"Leadership is action, not position." — Donald H. McGannon
Actions speak louder than words! An expression where doing what you say you will do is a greater determinant of behavior and character. People can say anything, but when what they say and do are contrary, it’s easier to judge by what is done instead of by what is said.
For leaders, action is one of the most important traits they can embody. Taking action means getting things done. It means seizing the initiative. It conveys momentum, and energy, and creating something new, something that didn’t exist before. And this excites followers and others who understand that going towards something is always better than sitting around staring at the wall.
The only cure for inactivity is action. That’s why the first step in creating a successful culture of execution is creating a bias toward action. People who make things happen need to be praised and rewarded. People who don’t should be coached to change, or weeded out. Failure cannot be unduly punished. Unless people feel free to make mistakes, they will not feel free to take bold actions.

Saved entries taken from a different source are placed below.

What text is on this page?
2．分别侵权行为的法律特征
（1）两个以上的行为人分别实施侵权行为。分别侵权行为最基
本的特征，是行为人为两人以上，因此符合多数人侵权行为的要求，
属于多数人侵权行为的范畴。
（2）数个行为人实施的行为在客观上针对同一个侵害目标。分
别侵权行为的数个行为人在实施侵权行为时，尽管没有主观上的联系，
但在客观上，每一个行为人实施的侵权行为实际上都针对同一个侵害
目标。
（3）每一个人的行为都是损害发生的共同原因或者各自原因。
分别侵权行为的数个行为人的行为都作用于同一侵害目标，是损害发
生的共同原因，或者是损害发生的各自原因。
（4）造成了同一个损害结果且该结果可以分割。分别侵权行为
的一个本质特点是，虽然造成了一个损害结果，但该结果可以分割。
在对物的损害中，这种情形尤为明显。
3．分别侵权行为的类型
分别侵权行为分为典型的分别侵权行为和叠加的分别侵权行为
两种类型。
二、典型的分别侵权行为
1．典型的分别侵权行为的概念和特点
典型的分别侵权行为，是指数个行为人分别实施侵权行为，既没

People will usually listen to what you say, but they really pay attention to what you do. You can't say one thing and do another if you want to be effective as a leader. What you say is important. However if your actions are different than your words people will assume the actions are what is true.
In the end, taking action is simple. You do or you don’t. The hard part comes when we introduce doubt, fear, concern about what others will say (or not say) and the outcome being failure. If you have a great idea, why not take action? What will happen if you fail? You’ll learn from the failure and perhaps, have even more great ideas. You’ll also be taking action and not just merely talking about it.